When he got back to owning sailboats, he first bought a C&C 38 called Finesse and later the Swan 47 Commotion that he and Karen lived on for years. And he would bring as many people as he could get on those boats.
He’d say bring your friends, bring your boyfiriend, bring your roommate. Or sometimes you’d find your friends sailing with Dad and Karen when you were somewhere else working!
Of course the first thing he would generally do is go straight out to sea and start practicing mark rounding and spinnaker driills, completely oblivious to the fact that the boyfriend or roommate was turning an obscure shade of green.
Yes, it was his agenda but the trips were amazing.
Marblehead to Maine, Newport to Bermuda, Antigua to St Lucia, across the Atlantic, Gibraltar to Majorca — these were epic trips he made happen for himself, but also something he gave to us.
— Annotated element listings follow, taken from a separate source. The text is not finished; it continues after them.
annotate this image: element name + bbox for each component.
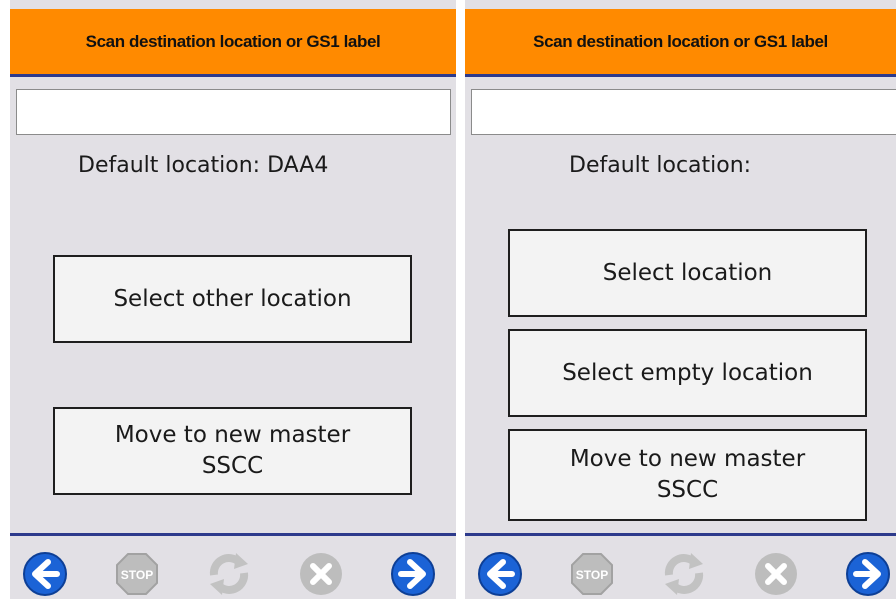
header-bar: Scan destination location or GS1 label: [10, 9, 456, 77]
bottom-toolbar: STOP: [465, 533, 896, 599]
button-label: Move to new master SSCC: [569, 446, 806, 503]
select-other-location-button[interactable]: Select other location: [53, 255, 412, 343]
stop-label: STOP: [576, 568, 608, 582]
move-to-new-master-sscc-button[interactable]: Move to new master SSCC: [53, 407, 412, 495]
cancel-icon[interactable]: [753, 551, 799, 597]
back-arrow-icon[interactable]: [477, 551, 523, 597]
button-label: Select empty location: [562, 359, 813, 386]
page-title: Scan destination location or GS1 label: [85, 31, 381, 51]
stop-icon[interactable]: STOP: [114, 551, 160, 597]
right-screen: Scan destination location or GS1 label D…: [465, 0, 896, 599]
refresh-icon[interactable]: [206, 551, 252, 597]
button-label: Move to new master SSCC: [114, 422, 351, 479]
move-to-new-master-sscc-button[interactable]: Move to new master SSCC: [508, 429, 867, 521]
select-empty-location-button[interactable]: Select empty location: [508, 329, 867, 417]
cancel-icon[interactable]: [298, 551, 344, 597]
scan-input[interactable]: [16, 89, 451, 135]
button-label: Select location: [602, 259, 773, 286]
forward-arrow-icon[interactable]: [390, 551, 436, 597]
header-bar: Scan destination location or GS1 label: [465, 9, 896, 77]
scan-input[interactable]: [471, 89, 896, 135]
back-arrow-icon[interactable]: [22, 551, 68, 597]
page-title: Scan destination location or GS1 label: [533, 31, 828, 51]
bottom-toolbar: STOP: [10, 533, 456, 599]
stop-label: STOP: [121, 568, 153, 582]
stop-icon[interactable]: STOP: [569, 551, 615, 597]
default-location-label: Default location: DAA4: [78, 153, 329, 178]
button-label: Select other location: [113, 285, 352, 312]
forward-arrow-icon[interactable]: [845, 551, 891, 597]
default-location-label: Default location:: [569, 153, 752, 178]
refresh-icon[interactable]: [661, 551, 707, 597]
left-screen: Scan destination location or GS1 label D…: [10, 0, 456, 599]
select-location-button[interactable]: Select location: [508, 229, 867, 317]
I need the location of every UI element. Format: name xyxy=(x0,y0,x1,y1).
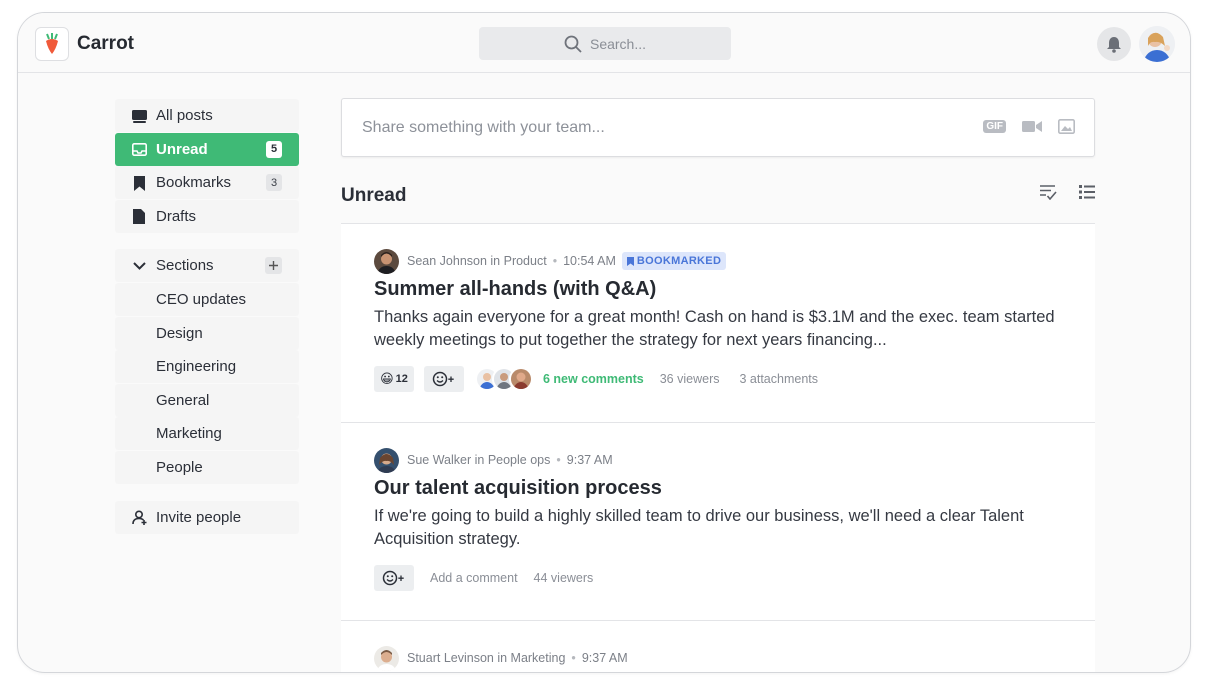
add-reaction-icon xyxy=(432,371,454,387)
sidebar-item-label: All posts xyxy=(156,107,213,124)
add-comment-link[interactable]: Add a comment xyxy=(430,571,518,585)
carrot-logo-icon[interactable] xyxy=(35,27,69,61)
page-title: Unread xyxy=(341,185,407,206)
sidebar-item-label: Drafts xyxy=(156,207,197,225)
bookmarked-badge: BOOKMARKED xyxy=(621,252,727,270)
sidebar-item-label: Unread xyxy=(156,140,208,158)
sidebar-section-engineering[interactable]: Engineering xyxy=(115,350,299,384)
add-reaction-button[interactable] xyxy=(374,565,414,591)
sections-label: Sections xyxy=(156,257,214,275)
app-window: Carrot Search... All posts Unread 5 Book… xyxy=(17,12,1191,673)
commenter-avatars[interactable] xyxy=(475,367,533,391)
app-title: Carrot xyxy=(77,33,135,54)
sidebar-item-unread[interactable]: Unread 5 xyxy=(115,132,299,166)
section-label: Engineering xyxy=(156,358,237,376)
inbox-icon xyxy=(131,142,147,158)
chevron-down-icon xyxy=(131,258,147,274)
search-placeholder: Search... xyxy=(589,35,647,52)
sections-toggle[interactable]: Sections xyxy=(115,249,299,283)
post-meta: Sue Walker in People ops • 9:37 AM xyxy=(374,447,1062,473)
new-comments-link[interactable]: 6 new comments xyxy=(543,372,644,386)
post-author[interactable]: Sue Walker in People ops xyxy=(407,453,550,467)
avatar xyxy=(509,367,533,391)
post-meta: Sean Johnson in Product • 10:54 AM BOOKM… xyxy=(374,248,1062,274)
draft-icon xyxy=(131,209,147,225)
attachments-link[interactable]: 3 attachments xyxy=(739,372,818,386)
post-title[interactable]: Summer all-hands (with Q&A) xyxy=(374,278,1062,301)
invite-icon xyxy=(131,510,147,526)
post-title[interactable]: Our talent acquisition process xyxy=(374,477,1062,500)
sidebar-section-people[interactable]: People xyxy=(115,450,299,484)
viewers-count[interactable]: 44 viewers xyxy=(534,571,594,585)
section-label: Marketing xyxy=(156,425,222,443)
notifications-button[interactable] xyxy=(1097,27,1131,61)
bell-icon xyxy=(1107,36,1121,53)
feed-header: Unread xyxy=(341,157,1095,224)
user-avatar[interactable] xyxy=(1139,26,1175,62)
section-label: General xyxy=(156,391,210,409)
avatar[interactable] xyxy=(374,447,399,473)
post-time: 10:54 AM xyxy=(563,254,616,268)
posts-icon xyxy=(131,108,147,124)
avatar[interactable] xyxy=(374,645,399,671)
post-actions: 😀 12 6 new comments 36 viewers 3 attachm… xyxy=(374,366,1062,392)
reaction-button[interactable]: 😀 12 xyxy=(374,366,414,392)
bookmarks-count-badge: 3 xyxy=(266,174,282,192)
top-bar: Carrot Search... xyxy=(18,13,1190,73)
search-bar[interactable]: Search... xyxy=(479,27,731,60)
search-icon xyxy=(564,35,582,53)
invite-people-button[interactable]: Invite people xyxy=(115,500,299,534)
section-label: CEO updates xyxy=(156,290,247,308)
post-author[interactable]: Stuart Levinson in Marketing xyxy=(407,651,565,665)
list-view-icon[interactable] xyxy=(1079,185,1095,199)
post-author[interactable]: Sean Johnson in Product xyxy=(407,254,547,268)
post-time: 9:37 AM xyxy=(566,453,613,467)
sidebar-section-marketing[interactable]: Marketing xyxy=(115,417,299,451)
post-card[interactable]: Sue Walker in People ops • 9:37 AM Our t… xyxy=(341,423,1095,621)
sidebar-item-label: Bookmarks xyxy=(156,174,232,192)
sidebar-section-ceo-updates[interactable]: CEO updates xyxy=(115,282,299,316)
post-composer[interactable]: Share something with your team... GIF xyxy=(341,98,1095,157)
add-section-button[interactable] xyxy=(265,257,282,275)
avatar[interactable] xyxy=(374,248,399,274)
plus-icon xyxy=(269,261,278,271)
sidebar-item-drafts[interactable]: Drafts xyxy=(115,199,299,233)
post-body: Thanks again everyone for a great month!… xyxy=(374,308,1055,349)
composer-placeholder: Share something with your team... xyxy=(362,119,605,136)
sidebar: All posts Unread 5 Bookmarks 3 Drafts Se… xyxy=(115,99,299,534)
section-label: People xyxy=(156,458,203,476)
mark-read-icon[interactable] xyxy=(1040,185,1057,200)
main-content: Share something with your team... GIF Un… xyxy=(341,98,1095,672)
sidebar-item-label: Invite people xyxy=(156,508,242,526)
add-reaction-button[interactable] xyxy=(424,366,464,392)
post-actions: Add a comment 44 viewers xyxy=(374,565,1062,591)
sidebar-section-design[interactable]: Design xyxy=(115,316,299,350)
reaction-count: 12 xyxy=(395,373,408,385)
unread-count-badge: 5 xyxy=(266,140,282,158)
post-body: If we're going to build a highly skilled… xyxy=(374,507,1024,548)
image-icon[interactable] xyxy=(1058,119,1075,134)
section-label: Design xyxy=(156,324,203,342)
viewers-count[interactable]: 36 viewers xyxy=(660,372,720,386)
post-time: 9:37 AM xyxy=(581,651,628,665)
post-meta: Stuart Levinson in Marketing • 9:37 AM xyxy=(374,645,1062,671)
post-card[interactable]: Stuart Levinson in Marketing • 9:37 AM xyxy=(341,621,1095,672)
post-card[interactable]: Sean Johnson in Product • 10:54 AM BOOKM… xyxy=(341,224,1095,423)
sidebar-item-bookmarks[interactable]: Bookmarks 3 xyxy=(115,166,299,200)
sidebar-item-all-posts[interactable]: All posts xyxy=(115,99,299,132)
reaction-emoji: 😀 xyxy=(380,371,394,386)
video-icon[interactable] xyxy=(1022,120,1042,133)
bookmark-icon xyxy=(626,256,634,266)
sidebar-section-general[interactable]: General xyxy=(115,383,299,417)
bookmark-icon xyxy=(131,175,147,191)
gif-icon[interactable]: GIF xyxy=(983,120,1006,133)
add-reaction-icon xyxy=(382,570,404,586)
And it carries on with his grand kids also telling stories of sailing trips on the next generation of boats.
His love of including everyone is why he and Karen bought the house in Farmington, Eight Bells, that was big enough to hold us all, and why as the grandkids got older he added a family room over the garage.
This meant they could host Memorial Day barbecues and big Thanksgiving week-ends. He could bring everyone together and watch the kids learn to swim, teach them to use a bow and arrow, or, of course, do yard work.
When you consider Dad & Karen owned that house for nearly 20 years, you see there is a set of kids that grew up going there.
Confident. Capable. Charismatic. Adventurous. Active. Inclusive. Driven. Successful.
These are the words that bring Dad back for me.
And if you are looking for that overarching lesson you can take from his life, I’d say it is simple: “it isn’t what you have that matters, it is what you do with it.”
Dad knew how to get a lot from everything he was given and everything he earned. He was a great father, an inspiring grandfather, and an amazing man.
And we have proof he would not want us to be glum today. As we reviewed his files we came across a hand written text from 2006 titled Funeral Preparation. He wrote,
“I had a great life. No sickness, did everything I wanted. I have wonderful children, a fantastic wife who I love very much and I made a few bucks. I would not ask for more, so lets celebrate!”